In reality, that means being told when to work, how long to work, and where to work, with no guarantee of fair reward or work–life balance.
This is not modernisation it’s exploitation.
The company’s agenda is clear: to normalise longer hours for less pay, blur boundaries between grades, and replace collectively-agreed terms with managerial discretion.
And it won’t stop there. Once these new contracts are imposed on Supervisors and Section Managers, the next target will be Technical staff, with similar attacks already being discussed behind closed doors.
RMT has made it clear that these contracts will not be accepted.

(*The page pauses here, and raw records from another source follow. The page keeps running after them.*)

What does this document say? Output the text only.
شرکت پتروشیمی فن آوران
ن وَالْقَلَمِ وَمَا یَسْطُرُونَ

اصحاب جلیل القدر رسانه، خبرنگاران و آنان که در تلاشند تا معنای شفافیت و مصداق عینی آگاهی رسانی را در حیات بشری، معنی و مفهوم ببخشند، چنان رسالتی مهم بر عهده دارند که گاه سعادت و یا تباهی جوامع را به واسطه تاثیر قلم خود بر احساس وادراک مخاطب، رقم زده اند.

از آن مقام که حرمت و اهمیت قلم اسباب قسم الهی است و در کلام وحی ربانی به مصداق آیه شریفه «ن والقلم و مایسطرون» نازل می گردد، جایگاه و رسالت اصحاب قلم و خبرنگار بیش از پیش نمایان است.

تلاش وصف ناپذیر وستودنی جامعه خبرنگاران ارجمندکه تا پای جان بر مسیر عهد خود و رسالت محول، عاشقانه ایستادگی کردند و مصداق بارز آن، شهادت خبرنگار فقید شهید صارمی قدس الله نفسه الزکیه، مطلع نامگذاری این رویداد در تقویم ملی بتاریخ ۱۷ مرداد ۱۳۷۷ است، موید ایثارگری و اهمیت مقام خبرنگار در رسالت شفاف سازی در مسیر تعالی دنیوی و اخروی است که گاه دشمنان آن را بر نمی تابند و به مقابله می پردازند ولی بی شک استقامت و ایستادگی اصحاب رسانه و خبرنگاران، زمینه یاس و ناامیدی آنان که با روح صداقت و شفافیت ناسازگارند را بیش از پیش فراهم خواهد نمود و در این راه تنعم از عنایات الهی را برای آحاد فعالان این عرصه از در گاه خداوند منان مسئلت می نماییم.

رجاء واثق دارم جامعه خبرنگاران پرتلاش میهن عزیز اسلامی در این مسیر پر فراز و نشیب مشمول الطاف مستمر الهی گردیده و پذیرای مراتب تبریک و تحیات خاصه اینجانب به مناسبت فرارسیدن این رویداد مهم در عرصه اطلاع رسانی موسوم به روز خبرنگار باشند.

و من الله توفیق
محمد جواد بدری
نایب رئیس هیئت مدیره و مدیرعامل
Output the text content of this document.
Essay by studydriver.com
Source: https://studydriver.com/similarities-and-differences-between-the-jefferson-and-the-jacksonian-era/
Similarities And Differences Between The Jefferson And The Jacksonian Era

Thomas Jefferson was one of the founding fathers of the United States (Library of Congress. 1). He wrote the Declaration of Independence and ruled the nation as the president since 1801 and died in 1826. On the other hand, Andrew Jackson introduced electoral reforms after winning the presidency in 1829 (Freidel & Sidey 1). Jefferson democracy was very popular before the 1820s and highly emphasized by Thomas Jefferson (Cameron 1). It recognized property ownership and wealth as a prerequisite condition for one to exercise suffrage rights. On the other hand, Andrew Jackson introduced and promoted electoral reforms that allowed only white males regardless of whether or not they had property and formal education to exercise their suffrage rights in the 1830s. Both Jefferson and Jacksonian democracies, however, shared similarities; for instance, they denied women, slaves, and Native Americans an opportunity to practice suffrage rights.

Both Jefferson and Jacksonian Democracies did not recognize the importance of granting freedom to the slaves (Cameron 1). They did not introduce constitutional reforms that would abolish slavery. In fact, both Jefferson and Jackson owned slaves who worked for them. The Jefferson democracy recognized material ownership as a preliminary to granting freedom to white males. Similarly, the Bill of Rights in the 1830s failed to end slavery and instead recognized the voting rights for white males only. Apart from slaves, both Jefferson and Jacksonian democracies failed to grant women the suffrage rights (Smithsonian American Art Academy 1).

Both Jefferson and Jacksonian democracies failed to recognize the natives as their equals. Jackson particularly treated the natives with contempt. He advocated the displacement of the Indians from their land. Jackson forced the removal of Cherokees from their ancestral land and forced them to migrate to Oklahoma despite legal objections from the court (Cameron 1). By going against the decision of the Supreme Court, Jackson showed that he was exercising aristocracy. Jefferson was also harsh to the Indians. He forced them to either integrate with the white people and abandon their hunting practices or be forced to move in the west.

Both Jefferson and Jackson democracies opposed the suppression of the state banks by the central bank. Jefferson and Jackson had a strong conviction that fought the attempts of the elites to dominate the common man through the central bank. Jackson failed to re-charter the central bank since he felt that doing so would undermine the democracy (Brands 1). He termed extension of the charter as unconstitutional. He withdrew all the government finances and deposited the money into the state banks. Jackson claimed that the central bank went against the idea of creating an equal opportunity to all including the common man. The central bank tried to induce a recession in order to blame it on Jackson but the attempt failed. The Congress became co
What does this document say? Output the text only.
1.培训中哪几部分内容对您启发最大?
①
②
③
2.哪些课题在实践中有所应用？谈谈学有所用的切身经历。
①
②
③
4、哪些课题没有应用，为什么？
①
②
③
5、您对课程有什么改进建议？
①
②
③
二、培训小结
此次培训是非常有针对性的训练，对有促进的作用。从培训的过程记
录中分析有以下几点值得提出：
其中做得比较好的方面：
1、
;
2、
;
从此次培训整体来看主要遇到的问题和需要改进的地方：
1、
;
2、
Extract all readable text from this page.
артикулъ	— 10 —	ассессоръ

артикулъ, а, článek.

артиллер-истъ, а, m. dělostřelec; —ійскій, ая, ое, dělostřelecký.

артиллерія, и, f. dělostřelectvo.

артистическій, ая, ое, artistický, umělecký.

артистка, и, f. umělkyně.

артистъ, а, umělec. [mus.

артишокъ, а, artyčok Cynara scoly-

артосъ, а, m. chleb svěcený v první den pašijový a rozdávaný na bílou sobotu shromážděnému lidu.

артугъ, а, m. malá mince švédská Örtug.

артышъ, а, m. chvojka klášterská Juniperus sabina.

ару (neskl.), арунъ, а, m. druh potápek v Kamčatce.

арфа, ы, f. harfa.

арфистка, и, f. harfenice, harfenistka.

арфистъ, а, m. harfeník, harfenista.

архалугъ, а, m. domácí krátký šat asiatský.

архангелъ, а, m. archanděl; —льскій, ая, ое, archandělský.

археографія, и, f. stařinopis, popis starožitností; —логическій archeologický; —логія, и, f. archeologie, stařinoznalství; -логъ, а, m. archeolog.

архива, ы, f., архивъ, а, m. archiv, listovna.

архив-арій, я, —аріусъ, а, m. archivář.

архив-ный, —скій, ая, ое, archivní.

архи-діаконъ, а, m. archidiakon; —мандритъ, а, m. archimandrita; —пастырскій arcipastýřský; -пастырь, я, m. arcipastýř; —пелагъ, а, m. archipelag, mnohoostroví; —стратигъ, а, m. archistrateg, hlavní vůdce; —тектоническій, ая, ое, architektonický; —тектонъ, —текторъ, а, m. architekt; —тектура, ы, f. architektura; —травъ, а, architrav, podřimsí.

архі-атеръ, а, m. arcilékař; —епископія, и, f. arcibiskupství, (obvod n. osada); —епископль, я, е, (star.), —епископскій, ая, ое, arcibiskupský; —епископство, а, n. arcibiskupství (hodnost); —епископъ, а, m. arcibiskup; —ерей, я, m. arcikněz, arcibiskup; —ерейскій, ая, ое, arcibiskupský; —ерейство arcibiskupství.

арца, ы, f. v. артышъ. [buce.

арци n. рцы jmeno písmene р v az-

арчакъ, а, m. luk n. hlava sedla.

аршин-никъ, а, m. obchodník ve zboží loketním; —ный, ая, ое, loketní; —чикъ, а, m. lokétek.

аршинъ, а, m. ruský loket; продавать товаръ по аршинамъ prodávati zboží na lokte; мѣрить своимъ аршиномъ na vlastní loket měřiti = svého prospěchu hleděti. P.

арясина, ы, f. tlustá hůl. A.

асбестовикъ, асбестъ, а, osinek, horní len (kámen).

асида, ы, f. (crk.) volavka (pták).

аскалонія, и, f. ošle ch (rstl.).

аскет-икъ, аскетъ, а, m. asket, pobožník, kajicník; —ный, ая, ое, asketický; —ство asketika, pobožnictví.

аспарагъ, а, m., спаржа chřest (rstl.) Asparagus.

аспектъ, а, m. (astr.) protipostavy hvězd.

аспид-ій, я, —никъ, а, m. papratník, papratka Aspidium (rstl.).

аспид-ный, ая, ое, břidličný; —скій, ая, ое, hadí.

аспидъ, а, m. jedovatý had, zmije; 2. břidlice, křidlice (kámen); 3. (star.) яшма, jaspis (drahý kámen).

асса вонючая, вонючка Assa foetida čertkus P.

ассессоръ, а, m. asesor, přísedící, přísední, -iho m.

They represent a direct assault on negotiated agreements, job value, and fair reward, and every member must stand together to resist them.
Why We Must Act
If we stay silent, they will keep breaking agreements, cutting consultation, and clawing back every entitlement they can.
We have to show clearly and collectively that we are not just disappointed; we are prepared to do something about it.
The company needs to understand that we will not continue to accept being ignored, undermined, and disrespected.
The Reality Behind Their Spin
• Total reported PRP bonuses for Network Rail Executives for the last financial year, funded by the taxpayer and fare payer, totalled £4m which represents total PRP bonus payments of 27 per cent of the £15m total Executive salaries for the 2023/24 financial year.
• 39 executives on £170k–£330k each, with bonuses that can double their salaries
• Average worker productivity: higher than pre-pandemic, yet the company spends less of its budget on staff (38%) than at any time in the last decade.
In short: we do more, they take more.
Our Strategy: Organise, Resist, Win
Network Rail’s strategy is clear. They offer a poor offer based on CPI and, if we want more, we have to sell our conditions. This cannot continue.
So what is our strategy?
We cannot accept a future where:
• We sell off our conditions each year to fund inflation-matching pay.
• We work longer, harder, with worse rosters and feeling more fatigued
• We’re told “no money for pay” while over 100 million is pumped into management.
Our answer must be just as clear:
1. No more imposed “reforms” resist every erosion of T&Cs.
2. Demand RPI+ pay, not pay cuts dressed up as modernisation.
3. End PRP bonuses and reinvest that money in the workforce.
What We’re Fighting For
RMT’s 2026 pay claim demands:
✅ A substantial RPI+ pay rise to repair years of lost earnings.

✅ A flat-rate underpin to lift the lowest-paid.

✅ A reduction in the working week with no loss of pay.

✅ Abolition of performance-related bonuses and reinvestment in pay and conditions.

✅ Extension of the No Compulsory Redundancy guarantee through CP7.


✅ Fairness, dignity and proper recognition for the people who keep the railway
Sir Andrew Haines admitted, “On performance, we have not been able to shift the dial.”
After seven years, thousands of job cuts and hundreds more managers, that’s the legacy higher pay at the top, worse performance below.
It proves what we’ve said all along: you can’t run a safe, efficient railway by cutting the people who make it work.
The time has come to shift the dial ourselves in our direction.